After one whistle,lower the heat and let it cook for four minutes.
Remove the cooker from gas and let it cool down itsel.( to open the lid).
The chicken should be 90 % cooked.
Put a heavy bottom pan on heat.
Pour 2 tbsp of ghee and 2 tbsp of oil.
As oil and ghee heats up add the sliced onions.
Fry the onion on medium to high heat till they are light brown.
Lower the heat and add ginger garlic paste.
Add 2 to 3 tbsp of water and bhunno the paste for few minutes.
Add the boiled chicken using a slotted spatula to the pan, leaving the stock in the cooker.
Raise the heat and stir fry the chicken for a minute ,then add the stock water.
Stir and as it starts to boil,add the chopped tomato,red chilli pwd,garam masala pwd.
Stir and taste salt.(we have added some salt when the chicken was boiled)
Taste the stock and then add salt.
The stock should have the right amount of salt to make the pulao.
Stir and when the stock starts to boil,then add the soaked rice.
Stir gently.
Sprinkle mint leaves,chopped green leaves, slit green chillies and lemon juice.

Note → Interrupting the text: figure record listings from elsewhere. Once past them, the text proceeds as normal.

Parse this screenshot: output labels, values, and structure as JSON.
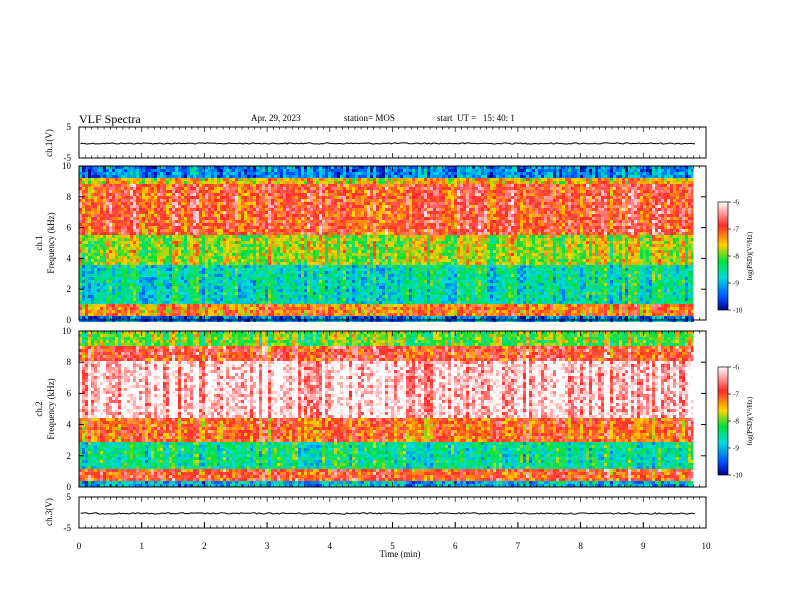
{
  "header": {
    "title": "VLF Spectra",
    "date": "Apr. 29, 2023",
    "station": "station= MOS",
    "start_time": "start  UT =   15: 40: 1"
  },
  "colors": {
    "colormap": [
      "#ffffff",
      "#ff2a2a",
      "#ffd500",
      "#00e03a",
      "#00dcdc",
      "#0050ff",
      "#00008c"
    ]
  },
  "chart_data": [
    {
      "type": "line",
      "name": "ch1-voltage",
      "ylabel": "ch.1(V)",
      "xlim": [
        0,
        10
      ],
      "ylim": [
        -5,
        5
      ],
      "yticks": [
        "5",
        "-5"
      ],
      "y_level": -0.3
    },
    {
      "type": "heatmap",
      "name": "ch1-spectrogram",
      "ylabel": "ch.1\nFrequency (kHz)",
      "xlim": [
        0,
        9.8
      ],
      "ylim": [
        0,
        10
      ],
      "yticks": [
        "0",
        "2",
        "4",
        "6",
        "8",
        "10"
      ],
      "colorbar": {
        "label": "log(PSD)(V²/Hz)",
        "range": [
          -10,
          -6
        ],
        "ticks": [
          "-6",
          "-7",
          "-8",
          "-9",
          "-10"
        ]
      },
      "bands_logpsd": [
        {
          "f": [
            0,
            0.3
          ],
          "v": -9.3
        },
        {
          "f": [
            0.3,
            1.1
          ],
          "v": -7.2
        },
        {
          "f": [
            1.1,
            3.5
          ],
          "v": -8.6
        },
        {
          "f": [
            3.5,
            5.5
          ],
          "v": -7.8
        },
        {
          "f": [
            5.5,
            8.8
          ],
          "v": -6.9
        },
        {
          "f": [
            8.8,
            9.2
          ],
          "v": -7.5
        },
        {
          "f": [
            9.2,
            10
          ],
          "v": -9.2
        }
      ]
    },
    {
      "type": "heatmap",
      "name": "ch2-spectrogram",
      "ylabel": "ch.2\nFrequency (kHz)",
      "xlim": [
        0,
        9.8
      ],
      "ylim": [
        0,
        10
      ],
      "yticks": [
        "0",
        "2",
        "4",
        "6",
        "8",
        "10"
      ],
      "colorbar": {
        "label": "log(PSD)(V²/Hz)",
        "range": [
          -10,
          -6
        ],
        "ticks": [
          "-6",
          "-7",
          "-8",
          "-9",
          "-10"
        ]
      },
      "bands_logpsd": [
        {
          "f": [
            0,
            0.3
          ],
          "v": -9.0
        },
        {
          "f": [
            0.3,
            1.2
          ],
          "v": -7.0
        },
        {
          "f": [
            1.2,
            2.8
          ],
          "v": -8.5
        },
        {
          "f": [
            2.8,
            4.5
          ],
          "v": -7.1
        },
        {
          "f": [
            4.5,
            8.0
          ],
          "v": -6.2
        },
        {
          "f": [
            8.0,
            9.0
          ],
          "v": -6.9
        },
        {
          "f": [
            9.0,
            10
          ],
          "v": -8.0
        }
      ]
    },
    {
      "type": "line",
      "name": "ch3-voltage",
      "ylabel": "ch.3(V)",
      "xlabel": "Time (min)",
      "xlim": [
        0,
        10
      ],
      "ylim": [
        -5,
        5
      ],
      "yticks": [
        "5",
        "-5"
      ],
      "xticks": [
        "0",
        "1",
        "2",
        "3",
        "4",
        "5",
        "6",
        "7",
        "8",
        "9",
        "10"
      ],
      "y_level": -0.3
    }
  ]
}
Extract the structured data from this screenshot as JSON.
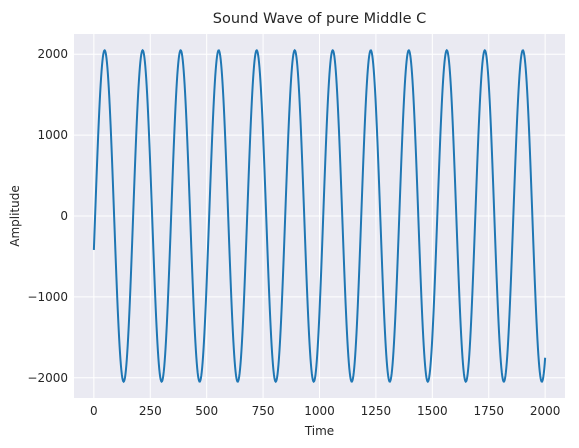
{
  "chart_data": {
    "type": "line",
    "title": "Sound Wave of pure Middle C",
    "xlabel": "Time",
    "ylabel": "Amplitude",
    "xlim": [
      -88,
      2088
    ],
    "ylim": [
      -2250,
      2250
    ],
    "xticks": [
      0,
      250,
      500,
      750,
      1000,
      1250,
      1500,
      1750,
      2000
    ],
    "xtick_labels": [
      "0",
      "250",
      "500",
      "750",
      "1000",
      "1250",
      "1500",
      "1750",
      "2000"
    ],
    "yticks": [
      -2000,
      -1000,
      0,
      1000,
      2000
    ],
    "ytick_labels": [
      "−2000",
      "−1000",
      "0",
      "1000",
      "2000"
    ],
    "grid": true,
    "background_color": "#eaeaf2",
    "series": [
      {
        "color": "#1f77b4",
        "function": "sine",
        "amplitude": 2048,
        "period_samples": 168.5,
        "phase_start_value": -420,
        "x_range": [
          0,
          2000
        ]
      }
    ]
  }
}
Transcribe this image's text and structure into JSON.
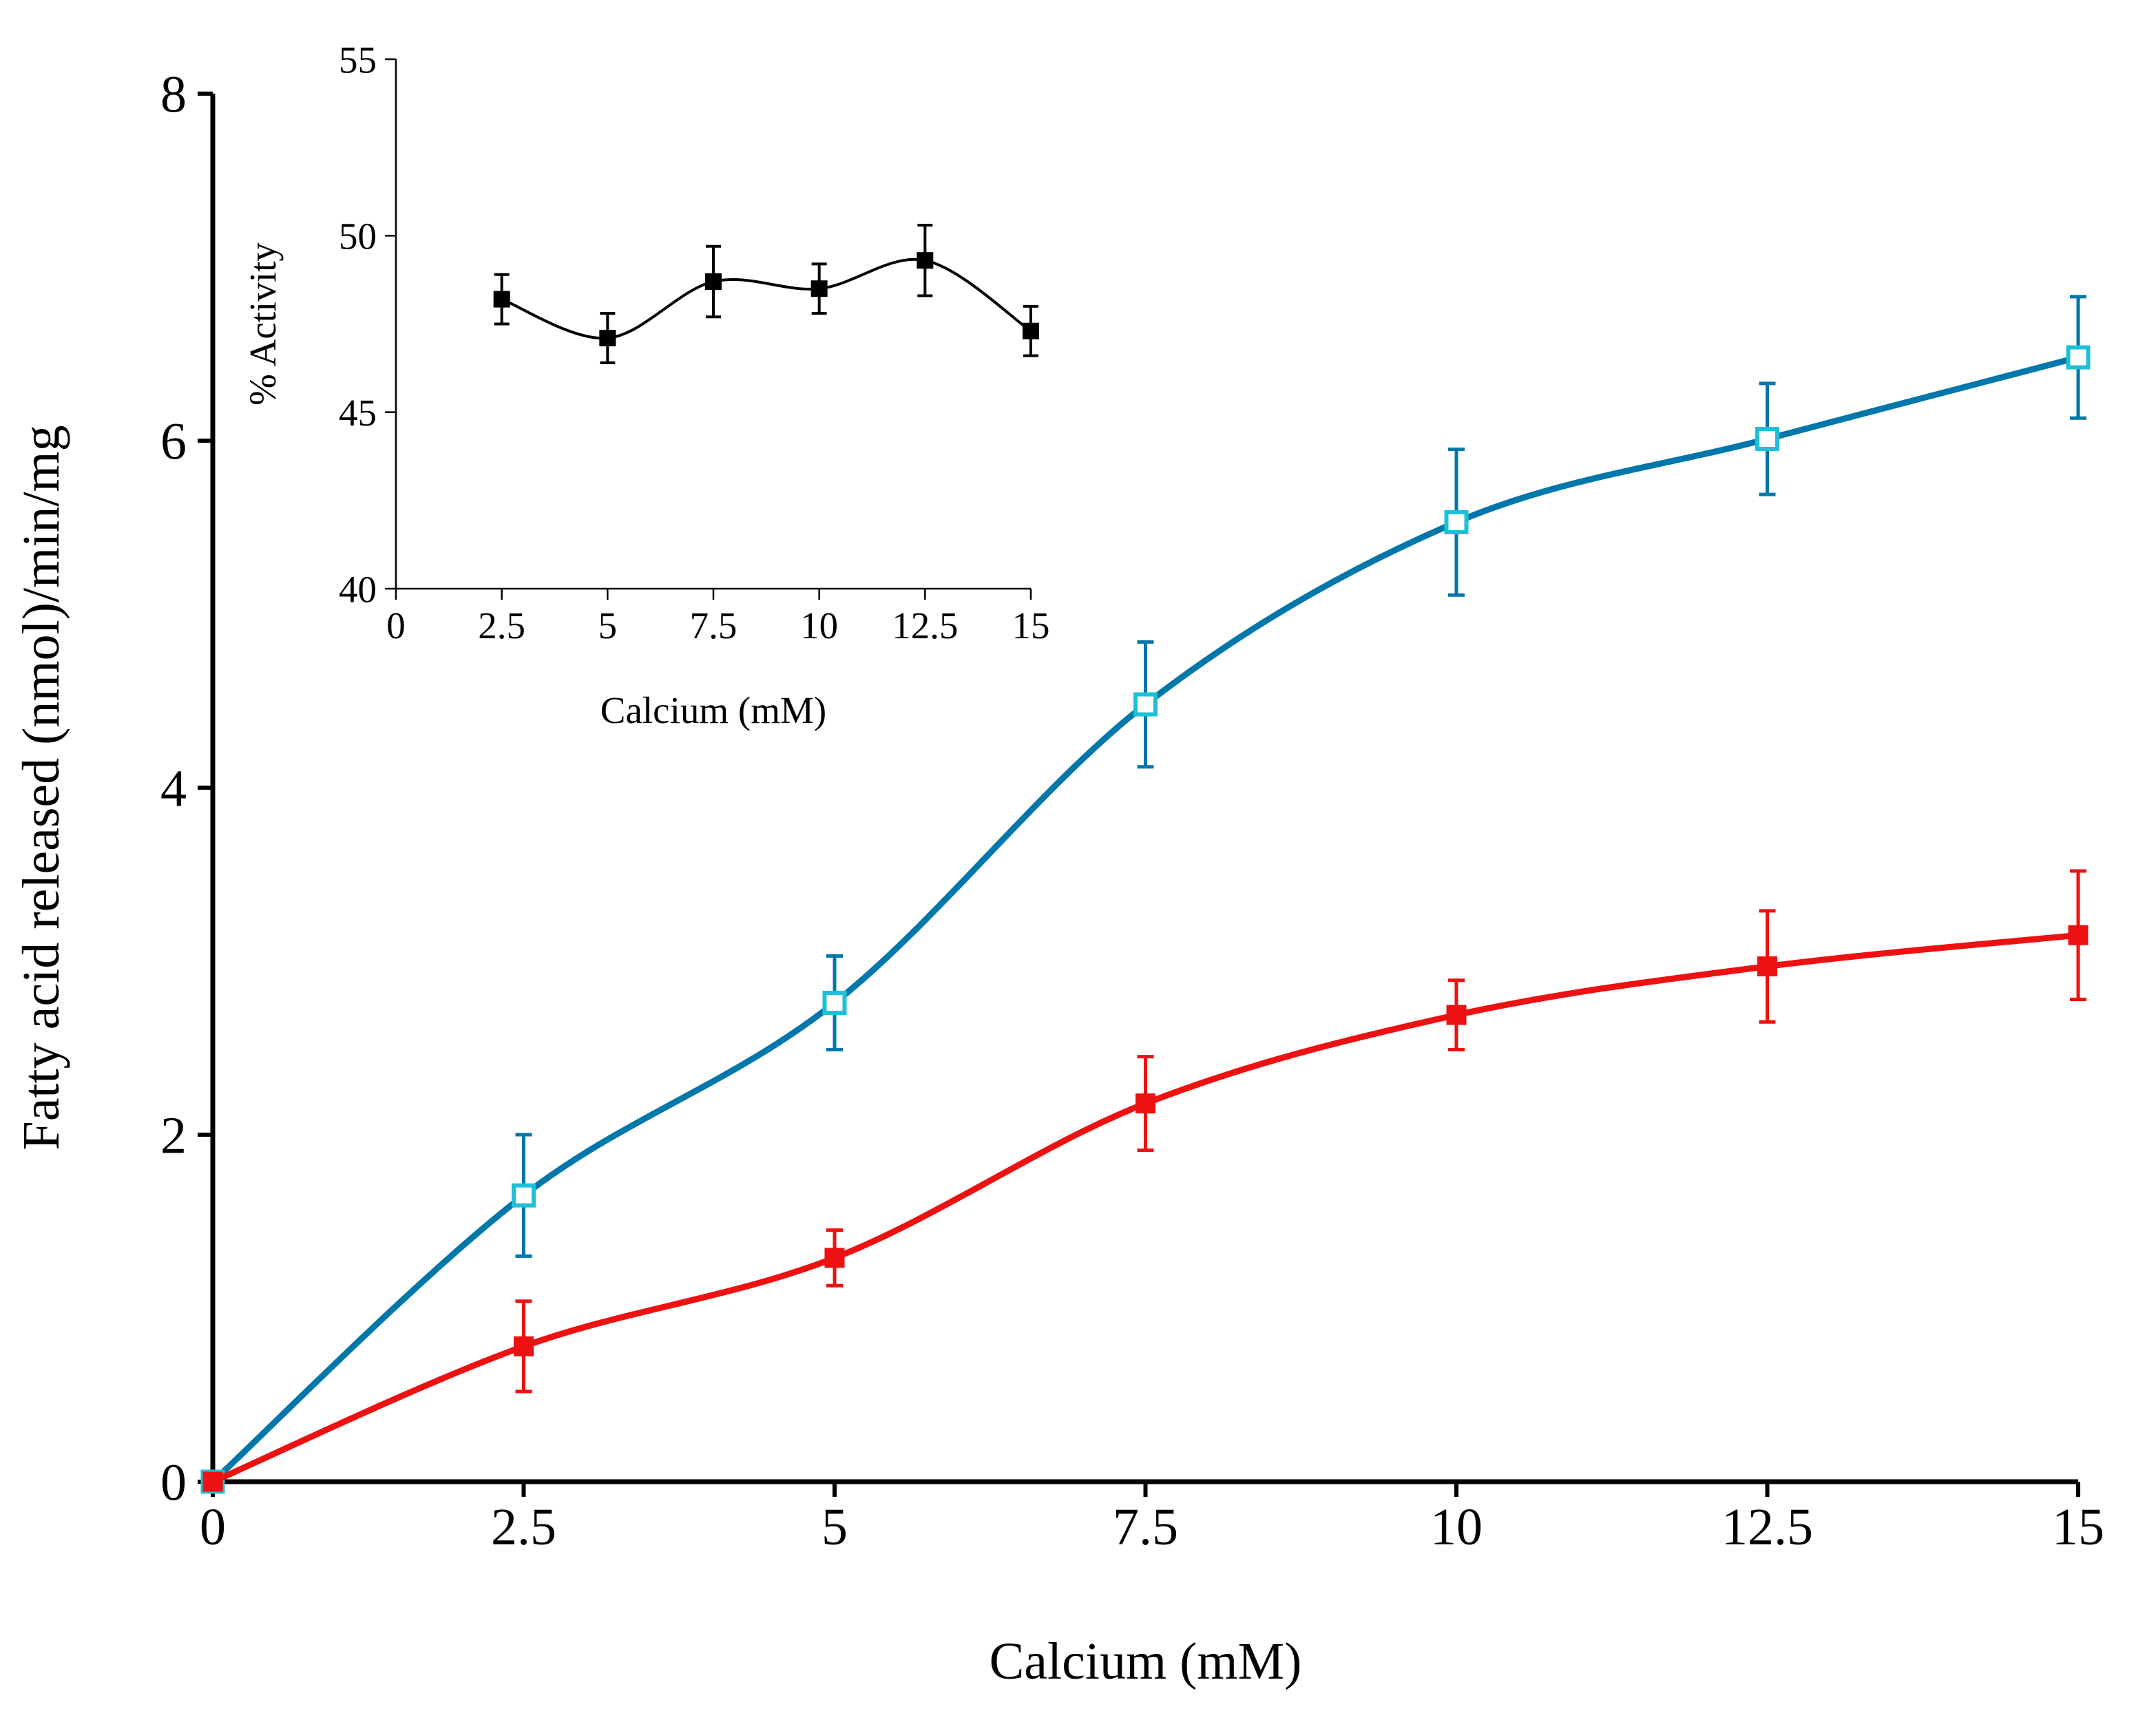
{
  "chart_data": [
    {
      "type": "line",
      "title": "",
      "xlabel": "Calcium (mM)",
      "ylabel": "Fatty acid released (nmol)/min/mg",
      "xlim": [
        0,
        15
      ],
      "ylim": [
        0,
        8
      ],
      "xticks": [
        0,
        2.5,
        5,
        7.5,
        10,
        12.5,
        15
      ],
      "xtick_labels": [
        "0",
        "2.5",
        "5",
        "7.5",
        "10",
        "12.5",
        "15"
      ],
      "yticks": [
        0,
        2,
        4,
        6,
        8
      ],
      "ytick_labels": [
        "0",
        "2",
        "4",
        "6",
        "8"
      ],
      "grid": false,
      "legend": "none",
      "x": [
        0,
        2.5,
        5,
        7.5,
        10,
        12.5,
        15
      ],
      "series": [
        {
          "name": "open-square-series",
          "color": "#0077AA",
          "marker_color": "#1EC0D8",
          "marker": "open-square",
          "values": [
            0,
            1.65,
            2.76,
            4.48,
            5.53,
            6.01,
            6.48
          ],
          "errors": [
            0,
            0.35,
            0.27,
            0.36,
            0.42,
            0.32,
            0.35
          ]
        },
        {
          "name": "filled-square-series",
          "color": "#EE1111",
          "marker_color": "#EE1111",
          "marker": "filled-square",
          "values": [
            0,
            0.78,
            1.29,
            2.18,
            2.69,
            2.97,
            3.15
          ],
          "errors": [
            0,
            0.26,
            0.16,
            0.27,
            0.2,
            0.32,
            0.37
          ]
        }
      ]
    },
    {
      "type": "line",
      "title": "",
      "xlabel": "Calcium (mM)",
      "ylabel": "% Activity",
      "xlim": [
        0,
        15
      ],
      "ylim": [
        40,
        55
      ],
      "xticks": [
        0,
        2.5,
        5,
        7.5,
        10,
        12.5,
        15
      ],
      "xtick_labels": [
        "0",
        "2.5",
        "5",
        "7.5",
        "10",
        "12.5",
        "15"
      ],
      "yticks": [
        40,
        45,
        50,
        55
      ],
      "ytick_labels": [
        "40",
        "45",
        "50",
        "55"
      ],
      "grid": false,
      "legend": "none",
      "series": [
        {
          "name": "percent-activity",
          "color": "#000000",
          "marker_color": "#000000",
          "marker": "filled-square",
          "x": [
            2.5,
            5,
            7.5,
            10,
            12.5,
            15
          ],
          "values": [
            48.2,
            47.1,
            48.7,
            48.5,
            49.3,
            47.3
          ],
          "errors": [
            0.7,
            0.7,
            1.0,
            0.7,
            1.0,
            0.7
          ]
        }
      ]
    }
  ]
}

Sprinkle kewra water for essence(optional)
Cover with a lid.
Let it cook on high heat for 2 minutes.
Lower the heat and let it cook for 5 minutes.
(Open the lid and check if rice is done or leave for a minute or two)
Close gas and leave it for 10 minutes with the lid on top.
Open the lid and with a flat spatula mix and toss the pulao.
Serve and enjoy the pulao.
This pulao can be eaten just with salad and raita, no korma required.
If using a cooker,then just one whistle is required on high heat.